Encyclopedia.com
- Homepage in October 2024
- Website type: Online encyclopedia
- Available in: English
- Owner: Gale
- Creator: Infonautics
- Revenue: Display advertising
- Website: www.encyclopedia.com
- Commercial: Yes
- Registration: No
- Launched: March 1998; 28 years ago
- Current status: Online
- Content license: Copyrighted
- OCLC number: 405663034

= Encyclopedia.com =

Online encyclopedia

Encyclopedia.com is an online encyclopedia. It aggregates information, images, and videos from other published dictionaries, encyclopedias, and reference works.

== History ==
The website was launched by Infonautics in March 1998. Infonautics was acquired by Tucows in August 2001.
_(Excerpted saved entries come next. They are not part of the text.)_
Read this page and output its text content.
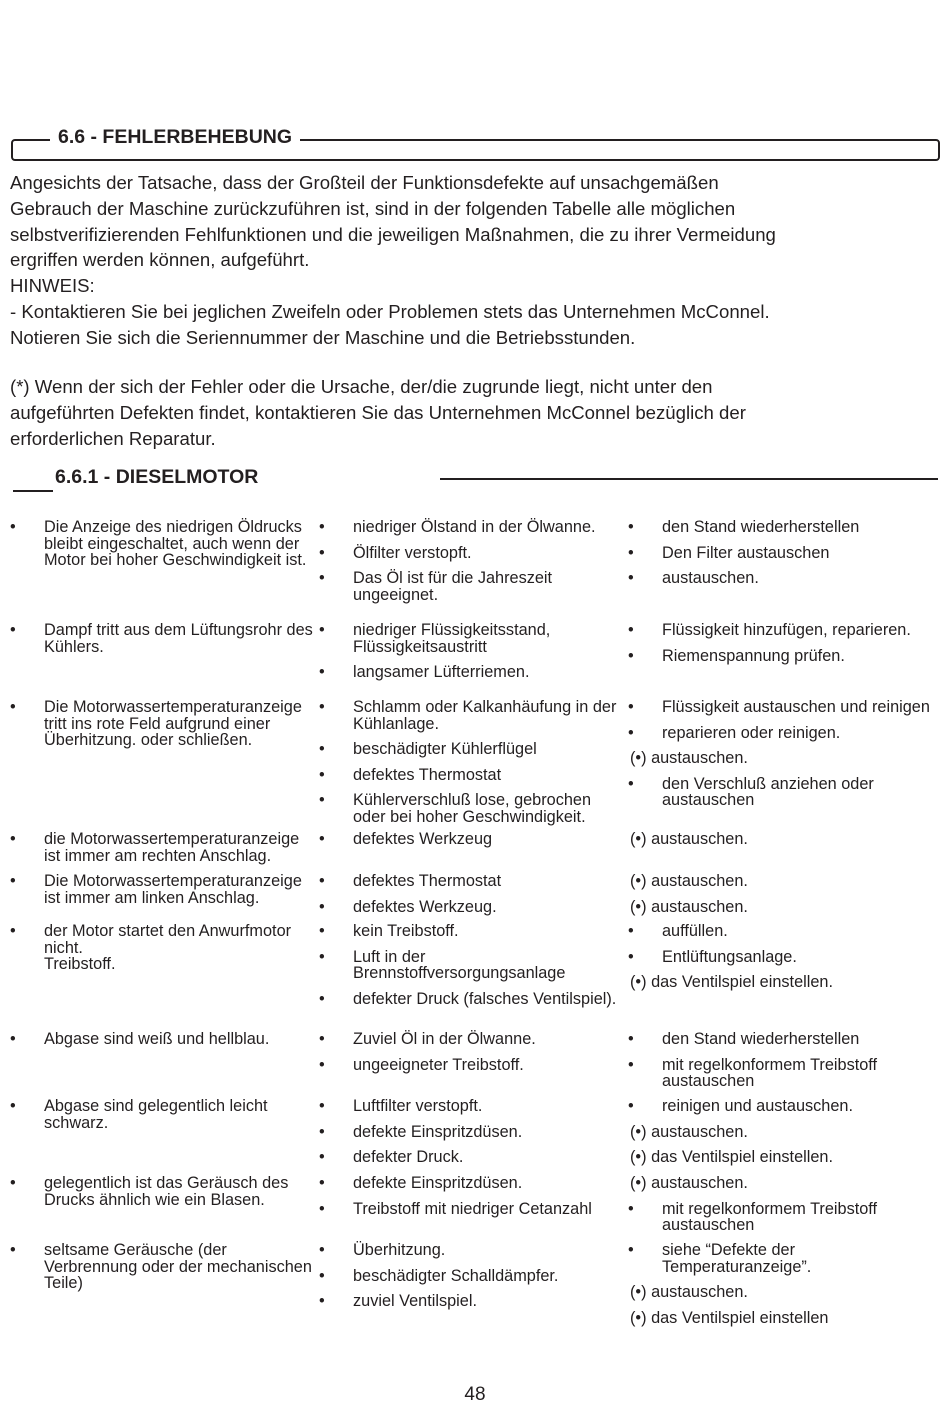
6.6 - FEHLERBEHEBUNG
Angesichts der Tatsache, dass der Großteil der Funktionsdefekte auf unsachgemäßen
Gebrauch der Maschine zurückzuführen ist, sind in der folgenden Tabelle alle möglichen
selbstverifizierenden Fehlfunktionen und die jeweiligen Maßnahmen, die zu ihrer Vermeidung
ergriffen werden können, aufgeführt.
HINWEIS:
- Kontaktieren Sie bei jeglichen Zweifeln oder Problemen stets das Unternehmen McConnel.
Notieren Sie sich die Seriennummer der Maschine und die Betriebsstunden.
(*) Wenn der sich der Fehler oder die Ursache, der/die zugrunde liegt, nicht unter den
aufgeführten Defekten findet, kontaktieren Sie das Unternehmen McConnel bezüglich der
erforderlichen Reparatur.
6.6.1 - DIESELMOTOR
• Die Anzeige des niedrigen Öldrucks bleibt eingeschaltet, auch wenn der Motor bei hoher Geschwindigkeit ist.
• niedriger Ölstand in der Ölwanne.
• Ölfilter verstopft.
• Das Öl ist für die Jahreszeit ungeeignet.
• den Stand wiederherstellen
• Den Filter austauschen
• austauschen.
• Dampf tritt aus dem Lüftungsrohr des Kühlers.
• niedriger Flüssigkeitsstand, Flüssigkeitsaustritt
• langsamer Lüfterriemen.
• Flüssigkeit hinzufügen, reparieren.
• Riemenspannung prüfen.
• Die Motorwassertemperaturanzeige tritt ins rote Feld aufgrund einer Überhitzung. oder schließen.
• Schlamm oder Kalkanhäufung in der Kühlanlage.
• beschädigter Kühlerflügel
• defektes Thermostat
• Kühlerverschluß lose, gebrochen oder bei hoher Geschwindigkeit.
• Flüssigkeit austauschen und reinigen
• reparieren oder reinigen.
(•) austauschen.
• den Verschluß anziehen oder austauschen
• die Motorwassertemperaturanzeige ist immer am rechten Anschlag.
• defektes Werkzeug	(•) austauschen.
• Die Motorwassertemperaturanzeige ist immer am linken Anschlag.
• defektes Thermostat
• defektes Werkzeug.
(•) austauschen.
(•) austauschen.
• der Motor startet den Anwurfmotor nicht.
Treibstoff.
• kein Treibstoff.
• Luft in der Brennstoffversorgungsanlage
• defekter Druck (falsches Ventilspiel).
• auffüllen.
• Entlüftungsanlage.
(•) das Ventilspiel einstellen.
• Abgase sind weiß und hellblau.
•	Zuviel Öl in der Ölwanne.
• ungeeigneter Treibstoff.
• den Stand wiederherstellen
• mit regelkonformem Treibstoff austauschen
• Abgase sind gelegentlich leicht schwarz.
• Luftfilter verstopft.
• defekte Einspritzdüsen.
• defekter Druck.
• reinigen und austauschen.
(•) austauschen.
(•) das Ventilspiel einstellen.
• gelegentlich ist das Geräusch des Drucks ähnlich wie ein Blasen.
• defekte Einspritzdüsen.
• Treibstoff mit niedriger Cetanzahl
(•) austauschen.
• mit regelkonformem Treibstoff austauschen
• seltsame Geräusche (der Verbrennung oder der mechanischen Teile)
• Überhitzung.
• beschädigter Schalldämpfer.
• zuviel Ventilspiel.
• siehe “Defekte der Temperaturanzeige”.
(•) austauschen.
(•) das Ventilspiel einstellen
48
In August 2002, Patrick Spain bought Encyclopedia.com and its sister website eLibrary from Tucows and incorporated them into a new company called Alacritude, LLC (a combination of Alacrity and Attitude). The business became known as HighBeam Research and was eventually sold to Gale. For a time the website was operated by Chicago-based company Highbeam Research, a subsidiary of reference publisher Gale, which itself is a subsidiary of Cengage.
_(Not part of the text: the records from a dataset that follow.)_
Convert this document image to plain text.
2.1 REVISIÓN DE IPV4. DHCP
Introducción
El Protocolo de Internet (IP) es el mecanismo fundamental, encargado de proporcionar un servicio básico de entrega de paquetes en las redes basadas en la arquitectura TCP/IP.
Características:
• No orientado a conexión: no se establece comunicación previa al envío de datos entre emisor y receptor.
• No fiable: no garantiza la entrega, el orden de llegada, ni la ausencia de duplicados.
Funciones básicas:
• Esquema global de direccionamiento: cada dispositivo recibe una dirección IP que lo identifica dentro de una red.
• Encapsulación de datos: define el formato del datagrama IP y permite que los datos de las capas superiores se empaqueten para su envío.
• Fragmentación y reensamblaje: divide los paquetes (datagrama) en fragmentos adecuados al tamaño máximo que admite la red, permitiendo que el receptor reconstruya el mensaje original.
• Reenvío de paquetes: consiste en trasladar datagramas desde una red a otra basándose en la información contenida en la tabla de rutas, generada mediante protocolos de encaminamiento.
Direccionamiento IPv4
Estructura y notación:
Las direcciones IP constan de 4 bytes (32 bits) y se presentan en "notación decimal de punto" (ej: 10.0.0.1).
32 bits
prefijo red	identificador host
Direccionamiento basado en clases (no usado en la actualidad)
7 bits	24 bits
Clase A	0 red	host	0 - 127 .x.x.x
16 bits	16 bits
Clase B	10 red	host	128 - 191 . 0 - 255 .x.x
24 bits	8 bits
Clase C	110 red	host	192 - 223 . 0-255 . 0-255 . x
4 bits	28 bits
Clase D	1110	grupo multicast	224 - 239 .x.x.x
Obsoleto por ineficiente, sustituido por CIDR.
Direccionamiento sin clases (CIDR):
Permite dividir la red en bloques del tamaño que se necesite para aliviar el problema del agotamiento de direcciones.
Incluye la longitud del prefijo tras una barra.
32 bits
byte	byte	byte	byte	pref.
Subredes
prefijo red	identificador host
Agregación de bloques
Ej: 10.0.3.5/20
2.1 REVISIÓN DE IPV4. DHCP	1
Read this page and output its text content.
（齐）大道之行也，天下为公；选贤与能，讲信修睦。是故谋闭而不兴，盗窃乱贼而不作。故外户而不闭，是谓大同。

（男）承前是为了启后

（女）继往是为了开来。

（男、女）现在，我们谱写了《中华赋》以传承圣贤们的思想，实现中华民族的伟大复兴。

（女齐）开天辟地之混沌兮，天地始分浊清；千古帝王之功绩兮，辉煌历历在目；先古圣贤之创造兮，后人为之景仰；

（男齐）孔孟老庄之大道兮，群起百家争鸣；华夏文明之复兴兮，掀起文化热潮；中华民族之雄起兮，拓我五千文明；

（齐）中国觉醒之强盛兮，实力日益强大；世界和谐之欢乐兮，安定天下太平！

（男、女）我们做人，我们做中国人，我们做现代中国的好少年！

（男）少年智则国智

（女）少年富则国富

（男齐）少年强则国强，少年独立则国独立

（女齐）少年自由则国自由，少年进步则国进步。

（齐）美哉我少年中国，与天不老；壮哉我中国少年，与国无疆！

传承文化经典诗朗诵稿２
Enycyclopedia.com saw its traffic decline by more than three quarters from approximately 4 million visits monthly in 2022, to under 1 million in 2025.

== Content ==
Encyclopedia.com allows users to access information on a subject that is derived from multiple encyclopedias and dictionary sources, and it has nearly 200,000 entries and 50,000 topic summaries. It provides a collection of online encyclopedias and entries from various sources, including Oxford University Press, Columbia Encyclopedia, and Gale, its parent company.